Rocky Point Fun Facts and Memories

Did you know six monkeys escaped from the park in the thirties?
Jy25ec135roc
Photo courtesy of the Warwick Historical Society

MEMORIES

Jy25ec52roc

George LaCross and his nephew Dan riding the Spider in June 1994. You can barely see Dan on the left. The Skydiver is in the background. Photo courtesy of George LaCross

“My favorite memory of Rocky Point is seeing it for the first time in summer 1962. At that time, Kiddieland was near the front entrance, on the future site of the Flume. The park staff was transforming the Fun House into the two-floor Castle of Terror (later the House of Horrors).
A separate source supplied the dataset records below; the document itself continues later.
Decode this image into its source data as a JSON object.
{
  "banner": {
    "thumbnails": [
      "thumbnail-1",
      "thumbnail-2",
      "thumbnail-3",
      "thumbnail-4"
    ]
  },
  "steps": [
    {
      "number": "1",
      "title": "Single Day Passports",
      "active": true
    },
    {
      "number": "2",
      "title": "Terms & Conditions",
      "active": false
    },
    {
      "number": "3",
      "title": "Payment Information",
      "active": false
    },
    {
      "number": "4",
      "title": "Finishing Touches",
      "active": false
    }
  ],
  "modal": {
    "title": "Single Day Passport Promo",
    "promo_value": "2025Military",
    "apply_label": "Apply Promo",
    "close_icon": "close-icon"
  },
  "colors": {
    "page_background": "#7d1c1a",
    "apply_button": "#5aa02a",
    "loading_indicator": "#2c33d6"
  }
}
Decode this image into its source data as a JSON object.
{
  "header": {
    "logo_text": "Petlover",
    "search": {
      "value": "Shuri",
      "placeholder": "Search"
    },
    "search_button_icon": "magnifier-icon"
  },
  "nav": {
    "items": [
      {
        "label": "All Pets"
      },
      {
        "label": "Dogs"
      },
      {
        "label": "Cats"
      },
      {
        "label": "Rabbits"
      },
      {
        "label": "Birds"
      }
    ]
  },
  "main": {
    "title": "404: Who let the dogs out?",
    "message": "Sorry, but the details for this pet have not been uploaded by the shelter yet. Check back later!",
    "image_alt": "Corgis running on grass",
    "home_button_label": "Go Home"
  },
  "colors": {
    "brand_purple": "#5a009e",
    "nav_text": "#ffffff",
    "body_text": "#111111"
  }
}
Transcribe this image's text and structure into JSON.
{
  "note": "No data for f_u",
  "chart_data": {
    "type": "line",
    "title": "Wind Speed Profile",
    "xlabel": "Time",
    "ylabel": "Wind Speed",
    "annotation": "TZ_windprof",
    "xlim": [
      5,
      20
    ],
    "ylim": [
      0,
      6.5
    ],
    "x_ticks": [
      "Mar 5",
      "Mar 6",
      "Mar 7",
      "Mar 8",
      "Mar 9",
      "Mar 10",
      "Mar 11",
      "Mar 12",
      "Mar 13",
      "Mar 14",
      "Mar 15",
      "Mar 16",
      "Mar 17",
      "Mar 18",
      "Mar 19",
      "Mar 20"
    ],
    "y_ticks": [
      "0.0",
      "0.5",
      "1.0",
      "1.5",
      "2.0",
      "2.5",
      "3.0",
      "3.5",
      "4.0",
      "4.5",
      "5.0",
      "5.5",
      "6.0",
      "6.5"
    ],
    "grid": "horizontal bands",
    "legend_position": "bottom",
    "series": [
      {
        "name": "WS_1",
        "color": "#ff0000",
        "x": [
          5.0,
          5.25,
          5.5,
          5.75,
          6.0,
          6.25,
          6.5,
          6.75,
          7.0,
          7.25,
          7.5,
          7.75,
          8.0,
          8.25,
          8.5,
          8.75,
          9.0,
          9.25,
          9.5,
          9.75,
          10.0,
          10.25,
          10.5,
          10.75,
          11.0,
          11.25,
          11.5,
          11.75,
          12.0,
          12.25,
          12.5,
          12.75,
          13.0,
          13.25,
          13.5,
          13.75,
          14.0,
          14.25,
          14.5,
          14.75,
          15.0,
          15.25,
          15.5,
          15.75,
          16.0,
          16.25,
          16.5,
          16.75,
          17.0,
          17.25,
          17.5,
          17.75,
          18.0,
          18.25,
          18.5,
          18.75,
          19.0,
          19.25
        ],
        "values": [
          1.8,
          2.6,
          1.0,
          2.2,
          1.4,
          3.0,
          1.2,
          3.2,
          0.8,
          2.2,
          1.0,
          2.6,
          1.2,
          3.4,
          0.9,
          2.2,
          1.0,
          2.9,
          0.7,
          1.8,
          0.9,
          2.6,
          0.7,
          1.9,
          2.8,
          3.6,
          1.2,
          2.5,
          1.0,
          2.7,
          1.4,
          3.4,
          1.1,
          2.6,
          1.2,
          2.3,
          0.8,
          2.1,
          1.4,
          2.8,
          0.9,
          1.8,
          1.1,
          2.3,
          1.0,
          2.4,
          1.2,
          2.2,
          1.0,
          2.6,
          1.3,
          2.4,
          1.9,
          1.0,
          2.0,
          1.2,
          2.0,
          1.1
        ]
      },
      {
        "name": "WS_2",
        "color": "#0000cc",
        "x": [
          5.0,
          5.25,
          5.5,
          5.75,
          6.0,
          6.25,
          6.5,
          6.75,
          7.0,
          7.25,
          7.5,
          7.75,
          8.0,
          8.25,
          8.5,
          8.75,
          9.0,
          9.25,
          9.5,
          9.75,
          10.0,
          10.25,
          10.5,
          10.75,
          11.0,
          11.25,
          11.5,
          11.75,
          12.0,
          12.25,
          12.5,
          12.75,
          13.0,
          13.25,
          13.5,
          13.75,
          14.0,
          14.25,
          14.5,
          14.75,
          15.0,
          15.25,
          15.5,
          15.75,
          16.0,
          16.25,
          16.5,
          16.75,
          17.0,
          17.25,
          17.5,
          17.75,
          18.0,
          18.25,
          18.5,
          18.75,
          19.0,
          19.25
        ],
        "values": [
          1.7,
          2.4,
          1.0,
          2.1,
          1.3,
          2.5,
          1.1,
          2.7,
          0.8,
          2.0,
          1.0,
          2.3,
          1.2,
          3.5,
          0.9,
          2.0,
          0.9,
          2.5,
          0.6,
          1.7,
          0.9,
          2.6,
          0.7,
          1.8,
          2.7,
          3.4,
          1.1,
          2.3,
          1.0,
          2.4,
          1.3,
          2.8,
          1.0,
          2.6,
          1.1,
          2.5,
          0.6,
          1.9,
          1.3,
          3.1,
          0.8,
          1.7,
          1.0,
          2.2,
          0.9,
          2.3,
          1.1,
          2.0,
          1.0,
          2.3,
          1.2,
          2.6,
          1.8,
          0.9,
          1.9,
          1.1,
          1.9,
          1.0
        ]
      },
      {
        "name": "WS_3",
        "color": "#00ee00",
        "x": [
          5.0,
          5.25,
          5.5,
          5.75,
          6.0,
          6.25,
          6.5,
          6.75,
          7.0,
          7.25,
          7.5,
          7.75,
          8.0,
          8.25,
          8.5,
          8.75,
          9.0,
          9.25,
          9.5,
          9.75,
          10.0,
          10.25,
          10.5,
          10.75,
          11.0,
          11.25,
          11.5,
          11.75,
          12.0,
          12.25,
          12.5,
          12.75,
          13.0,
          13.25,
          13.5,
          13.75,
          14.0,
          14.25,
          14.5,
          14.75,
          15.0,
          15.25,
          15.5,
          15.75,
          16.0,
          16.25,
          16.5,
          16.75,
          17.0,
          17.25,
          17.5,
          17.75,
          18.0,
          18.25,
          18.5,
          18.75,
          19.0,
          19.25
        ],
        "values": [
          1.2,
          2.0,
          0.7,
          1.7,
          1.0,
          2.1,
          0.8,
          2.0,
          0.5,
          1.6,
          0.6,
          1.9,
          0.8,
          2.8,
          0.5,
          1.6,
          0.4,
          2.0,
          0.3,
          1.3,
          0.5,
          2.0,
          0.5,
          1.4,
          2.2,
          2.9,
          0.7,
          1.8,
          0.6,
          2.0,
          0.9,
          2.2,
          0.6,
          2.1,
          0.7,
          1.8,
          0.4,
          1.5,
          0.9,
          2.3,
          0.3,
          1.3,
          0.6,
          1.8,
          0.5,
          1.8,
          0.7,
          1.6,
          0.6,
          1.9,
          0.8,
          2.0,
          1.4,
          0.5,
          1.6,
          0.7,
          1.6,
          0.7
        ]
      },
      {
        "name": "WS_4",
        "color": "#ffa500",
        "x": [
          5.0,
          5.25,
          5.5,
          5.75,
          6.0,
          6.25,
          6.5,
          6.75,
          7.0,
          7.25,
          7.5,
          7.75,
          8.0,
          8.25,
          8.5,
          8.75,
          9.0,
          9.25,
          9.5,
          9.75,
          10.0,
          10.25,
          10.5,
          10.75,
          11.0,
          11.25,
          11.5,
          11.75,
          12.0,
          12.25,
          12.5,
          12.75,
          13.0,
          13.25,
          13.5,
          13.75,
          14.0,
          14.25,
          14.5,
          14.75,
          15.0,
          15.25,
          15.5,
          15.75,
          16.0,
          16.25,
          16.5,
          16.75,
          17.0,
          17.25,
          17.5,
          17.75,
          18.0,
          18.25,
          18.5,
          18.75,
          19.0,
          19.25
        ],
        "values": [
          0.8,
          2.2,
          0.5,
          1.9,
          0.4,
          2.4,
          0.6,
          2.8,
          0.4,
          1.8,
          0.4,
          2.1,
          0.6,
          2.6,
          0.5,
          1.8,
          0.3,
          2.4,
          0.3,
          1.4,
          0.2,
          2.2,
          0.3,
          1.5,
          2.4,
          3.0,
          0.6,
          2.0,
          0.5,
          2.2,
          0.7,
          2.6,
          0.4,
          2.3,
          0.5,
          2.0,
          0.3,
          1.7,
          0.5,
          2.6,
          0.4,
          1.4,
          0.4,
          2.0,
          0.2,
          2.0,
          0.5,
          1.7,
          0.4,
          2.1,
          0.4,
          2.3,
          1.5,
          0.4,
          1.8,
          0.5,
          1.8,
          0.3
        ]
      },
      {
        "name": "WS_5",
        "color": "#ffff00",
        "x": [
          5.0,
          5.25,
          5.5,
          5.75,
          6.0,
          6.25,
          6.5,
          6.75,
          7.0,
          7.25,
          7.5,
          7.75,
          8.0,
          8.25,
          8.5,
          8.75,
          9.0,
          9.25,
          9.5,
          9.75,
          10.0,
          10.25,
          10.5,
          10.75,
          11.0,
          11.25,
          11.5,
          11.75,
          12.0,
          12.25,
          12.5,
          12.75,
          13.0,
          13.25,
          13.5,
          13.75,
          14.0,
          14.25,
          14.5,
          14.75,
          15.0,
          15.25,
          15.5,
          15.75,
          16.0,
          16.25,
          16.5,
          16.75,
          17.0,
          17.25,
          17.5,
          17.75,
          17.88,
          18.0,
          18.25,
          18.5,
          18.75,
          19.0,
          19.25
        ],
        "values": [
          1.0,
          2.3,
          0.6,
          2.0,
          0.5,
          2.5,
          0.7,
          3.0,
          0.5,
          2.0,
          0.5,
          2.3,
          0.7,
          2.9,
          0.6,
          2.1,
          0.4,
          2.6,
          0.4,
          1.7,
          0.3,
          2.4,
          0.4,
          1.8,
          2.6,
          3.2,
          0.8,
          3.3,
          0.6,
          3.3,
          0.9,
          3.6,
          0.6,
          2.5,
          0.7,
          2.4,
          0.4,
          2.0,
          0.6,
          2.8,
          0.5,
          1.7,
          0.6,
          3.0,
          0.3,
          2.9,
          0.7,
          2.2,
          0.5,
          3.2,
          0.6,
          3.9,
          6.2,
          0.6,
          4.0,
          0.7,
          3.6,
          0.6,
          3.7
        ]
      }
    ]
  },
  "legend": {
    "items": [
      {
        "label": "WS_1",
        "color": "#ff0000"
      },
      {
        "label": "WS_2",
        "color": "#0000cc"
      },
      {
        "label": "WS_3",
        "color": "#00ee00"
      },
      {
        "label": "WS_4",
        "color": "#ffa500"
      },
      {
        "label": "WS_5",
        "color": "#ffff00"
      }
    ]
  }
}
One of the workers offered me a sneak peek inside the first floor where I saw the iconic giant bat figure attached to an overhead electric motor, which gave it the illusion of flying.” Favorite ride: The Jungleland/Jungle Terrors dark ride that operated from 1963 to 1969. —George LaCross, The Villages, Florida, formerly of East Providence

Jy25ec70roc

Photo courtesy of Theresa Amalfetano-Bucci

“My mom would take me and my siblings to the Rocky Point pool, where we enjoyed endless days of sun and swimming. On the way home, we would stop at my father’s ice cream store to have dinner with him. This specific day (in 1966) was shared with our cousins who were visiting from Connecticut. Priceless memories!” Favorite ride: The House of Horrors. —Theresa Amalfetano-Bucci, Warwick

 

FUN FACTS

The Rocky Point Monkeys 

Six rhesus monkeys, which escaped from Rocky Point in 1937, lived in the woods on Warwick Neck, where the Geddes family fed them bread, fruit — bananas, of course — and built a large box filled with straw for the monkeys to survive the rough New England winters. (The monkeys also commandeered an old doghouse on the Geddes property.) During the Hurricane of 1938, a large tree fell over the moat near the park’s monkey house, allowing even more simians to escape. They were seen in Warwick Neck and Spring Green Farm for at least another year before vanishing. 

Babe Ruth’s ‘Home Run’ 

Even though the state’s Blue Laws were firmly in place at the time, Rocky Point played host to many professional baseball games on Sundays in the early 1900s. The most famous one took place on Sept. 27, 1914, when Babe Ruth — pitching for the Providence Grays — hit a home run that sailed over right field and into Narragansett Bay. (Unfortunately for Ruth, it only counted as a triple due to the ground rules at the time.)  

Leo the Lion 

Jy25ec135roc

Photo courtesy of the Warwick Historical Society

Throughout the early twentieth century, many a child was photographed sitting on Leo, a cast-iron regal lion statue that held court at Rocky Point. Alas, poor Leo met his end one day in 1944, when vandals smashed the statue to bits, cut off his head and heaved it into the bay. 

Presidential Phone Call 

The first presidential phone call was made from Rocky Point on June 29, 1877, when Alexander Graham Bell phoned President Rutherford B. Hayes from the City Hotel in Providence. (Hayes was attending a clambake and addressing Civil War veterans at the park.) During the call, Hayes’ face was “wreathed” in smiles, and “wonder shone in his eyes,” according to The Providence Journal. His first words? “Please, speak a little more slowly.”